A word more is needed on the language here used. The terms laughable and ludicrous may be employed interchangeably up to a certain point without risk of confusion. At the same time it is well to note that the second is used in a stricter sense than the first. The term ludicrous seems to denote particularly what is not only an universal object of laughter, but an object of that more intellectual kind of laughter which implies a clear perception of relations. In everyday language we should speak of incidents and stories, of which the fun is obvious and broad, as “laughable” rather than as “ludicrous”. Closely connected with this emphasis on an intellectual element in the meaning of the term ludicrous, is its tendency to take on an ideal connotation, to mark off what we deem to be worthy of laughter. Here, as in the case of other objects of an æsthetic sentiment, there is a half-disguised reference to the regulative principles of art.

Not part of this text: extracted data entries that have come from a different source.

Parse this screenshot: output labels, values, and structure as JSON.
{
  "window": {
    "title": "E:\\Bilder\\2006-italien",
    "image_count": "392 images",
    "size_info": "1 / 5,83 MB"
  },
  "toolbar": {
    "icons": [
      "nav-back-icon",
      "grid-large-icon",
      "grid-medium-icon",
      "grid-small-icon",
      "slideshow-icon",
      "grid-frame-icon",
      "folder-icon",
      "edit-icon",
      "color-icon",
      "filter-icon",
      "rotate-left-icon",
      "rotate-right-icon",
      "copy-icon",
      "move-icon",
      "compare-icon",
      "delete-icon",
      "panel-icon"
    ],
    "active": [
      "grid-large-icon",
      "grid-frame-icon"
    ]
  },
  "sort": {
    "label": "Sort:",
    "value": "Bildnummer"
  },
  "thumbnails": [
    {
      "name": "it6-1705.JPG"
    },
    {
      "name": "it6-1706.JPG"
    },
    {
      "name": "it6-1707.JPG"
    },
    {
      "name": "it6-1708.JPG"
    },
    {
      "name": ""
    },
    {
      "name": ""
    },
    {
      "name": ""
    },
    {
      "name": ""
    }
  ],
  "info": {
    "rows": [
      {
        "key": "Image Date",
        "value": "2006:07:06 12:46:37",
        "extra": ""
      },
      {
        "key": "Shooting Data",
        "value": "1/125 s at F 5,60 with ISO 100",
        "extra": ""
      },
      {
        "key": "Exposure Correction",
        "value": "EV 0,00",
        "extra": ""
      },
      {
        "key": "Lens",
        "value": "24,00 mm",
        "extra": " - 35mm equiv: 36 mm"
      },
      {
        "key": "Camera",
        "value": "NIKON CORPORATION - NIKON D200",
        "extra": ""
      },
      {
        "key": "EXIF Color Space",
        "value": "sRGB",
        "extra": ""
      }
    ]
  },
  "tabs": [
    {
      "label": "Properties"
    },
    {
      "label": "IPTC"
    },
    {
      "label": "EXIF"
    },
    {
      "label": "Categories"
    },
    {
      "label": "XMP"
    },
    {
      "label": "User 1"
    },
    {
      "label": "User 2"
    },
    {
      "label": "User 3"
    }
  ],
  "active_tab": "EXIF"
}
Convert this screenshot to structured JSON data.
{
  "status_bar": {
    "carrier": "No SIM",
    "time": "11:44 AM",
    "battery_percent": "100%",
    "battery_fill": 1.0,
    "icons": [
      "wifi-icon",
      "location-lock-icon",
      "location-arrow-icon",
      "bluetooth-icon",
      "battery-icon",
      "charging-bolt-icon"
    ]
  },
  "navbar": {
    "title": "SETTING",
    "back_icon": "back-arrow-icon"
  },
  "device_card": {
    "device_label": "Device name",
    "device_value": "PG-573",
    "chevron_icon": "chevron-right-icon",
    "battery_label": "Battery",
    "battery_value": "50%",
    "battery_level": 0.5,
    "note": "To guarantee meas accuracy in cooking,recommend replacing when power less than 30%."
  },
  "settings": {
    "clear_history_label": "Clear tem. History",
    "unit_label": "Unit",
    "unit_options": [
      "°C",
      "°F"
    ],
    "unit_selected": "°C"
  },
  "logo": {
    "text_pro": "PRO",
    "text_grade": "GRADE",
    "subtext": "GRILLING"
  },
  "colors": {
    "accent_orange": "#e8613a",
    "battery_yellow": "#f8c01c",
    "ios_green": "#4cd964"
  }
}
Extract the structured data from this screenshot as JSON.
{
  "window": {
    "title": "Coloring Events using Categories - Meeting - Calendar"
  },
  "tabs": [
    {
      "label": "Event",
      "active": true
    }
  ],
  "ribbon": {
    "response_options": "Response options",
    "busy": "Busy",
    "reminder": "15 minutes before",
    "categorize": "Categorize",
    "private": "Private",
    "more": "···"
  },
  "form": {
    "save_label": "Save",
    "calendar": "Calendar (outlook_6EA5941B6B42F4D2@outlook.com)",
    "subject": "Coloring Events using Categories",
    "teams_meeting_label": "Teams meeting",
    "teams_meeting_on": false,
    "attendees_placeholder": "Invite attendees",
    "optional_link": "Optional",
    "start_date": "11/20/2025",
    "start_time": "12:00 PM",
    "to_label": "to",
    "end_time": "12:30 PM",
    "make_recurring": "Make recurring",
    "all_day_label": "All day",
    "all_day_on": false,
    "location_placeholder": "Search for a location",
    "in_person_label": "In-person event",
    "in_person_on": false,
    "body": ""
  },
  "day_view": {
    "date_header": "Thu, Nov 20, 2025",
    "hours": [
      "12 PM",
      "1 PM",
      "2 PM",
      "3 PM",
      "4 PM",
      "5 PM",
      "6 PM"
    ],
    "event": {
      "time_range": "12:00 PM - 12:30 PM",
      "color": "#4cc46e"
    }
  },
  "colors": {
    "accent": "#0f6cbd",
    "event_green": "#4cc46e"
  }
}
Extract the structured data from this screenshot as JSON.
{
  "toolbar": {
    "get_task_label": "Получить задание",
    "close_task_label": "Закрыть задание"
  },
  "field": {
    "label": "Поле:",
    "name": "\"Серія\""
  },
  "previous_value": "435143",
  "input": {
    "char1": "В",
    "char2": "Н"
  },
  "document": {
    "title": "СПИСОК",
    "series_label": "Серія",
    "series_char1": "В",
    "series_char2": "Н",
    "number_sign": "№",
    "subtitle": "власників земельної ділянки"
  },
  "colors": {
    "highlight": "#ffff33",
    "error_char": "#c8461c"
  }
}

This control by an æsthetic principle or standard is more {86} clearly indicated in the use of “comic,” a word, by the way, which is used more freely in some European languages than in our own. A comic spectacle means, for one who uses language with precision, a presentation which is choice, which comes up to the requirements of art, and would be excellent material for comedy.
Our problem may now be defined as an analysis of the objects of our common perception and imagination which ordinary men tend to laugh at and to describe as laughable. This inductive inquiry into facts is, as implied above, a necessary preliminary to a discussion of the nature of the “ludicrous” or “comic” as an ideal or regulative conception.
In order to find our way with some degree of certainty to the general characteristics of laughable things, we should do well to take at least a rapid survey of the objects of men’s laughter as reflected in popular jests, “contes pour rire,” “comic songs” and amusing literature in general; as also in what may be called the standing dishes in the repasts of fun served up in the circus and other places where they laugh. No assemblage of facts of this kind adequate for scientific purposes has, so far as I know, yet been made;[53] so that it must suffice here to indicate some of the leading groups of laughable objects which a brief inspection of the field discloses.
It may be assumed as a matter of common recognition that this field of laughable objects will lie in the main within the limits of the spectacle of human life. It is the situations, appearances and thoughts of men which yield to laughter the larger part of its harvest. At the same time allusion will be made now and again to provocatives {87} lying outside these limits, which are certainly found in simple examples of the laughable.
In attempting to form these groups one must give a warning. It is implied in what has been said above, that the things we laugh at have in many cases, perhaps in most, more than one distinguishably amusing facet. In trying to classify them, therefore, we must be guided by what seems the most massive and impressive feature; and, as already suggested, it is not always easy to say what really is the main determinant of our laughter.
(1) Among the things which are commonly said to be laughable we find many objects distinguished by novelty. A presentation which differs widely from those of the ordinary type, and so has a stimulating freshness, may, as we have seen, when agreeable and of sufficient force, excite to laughter by suddenly relieving the dulness of the common and oft-repeated, and raising the feeling-tone of the observer to the level of joyous excitement. The proper effect of a recognised laughable aspect only appears when experience begins to be organised and the mind of the spectator to perceive, dimly at least, a certain contrariety in the new presentation to the usual run of his perceptual experience, in other words, the aspect of “out-of-the-wayness” or oddity. Much of the laughter of children, and, as we shall see, of savages, at what is called “funny” illustrates this. A child will laugh vigorously, for example, on first hearing a new and odd-sounding word, or on first seeing a donkey roll on his back, a Highlander in his kilt, his sister’s hair done up in curling-papers, and the like. In some of these cases, at least, the appreciation of the new object as odd or singular is aided by the agreeably lively character of the novel impression. This is true also of the amusing effect of two strikingly similar faces seen together; for here the look {88} of oddity, which is explained by the circumstance that our ordinary experience is of dissimilarity between faces, is supported by the stimulative force of the likeness itself.
This expansive effect of the new and the odd on our feeling may come too from the perception of things sub-human. The sight of a crab walking sideways, of an oddly-marked dog, of an eddy of leaves in autumn, and so forth will excite laughter in a child.
A glance at the language employed in describing laughable objects suggests the large scope of the odd. Thus the “whimsical” and the “fantastic” in the realm of ideas and tastes, the “extravagant” in the region of sentiment—these and the like seem to refer directly to what is peculiar, to the point of an amusing remoteness from life’s common way.
This enjoyable appreciation of the odd is in a particularly obvious way subject to the condition of relativity. To begin with, the amusing aspect is determined by, and so strictly relative to the manner of the hour; so that, as the word “antic” shows, the old-fashioned begins to take on an amusing aspect as soon as it is so far displaced by a new custom as to be an out-of-the-way thing.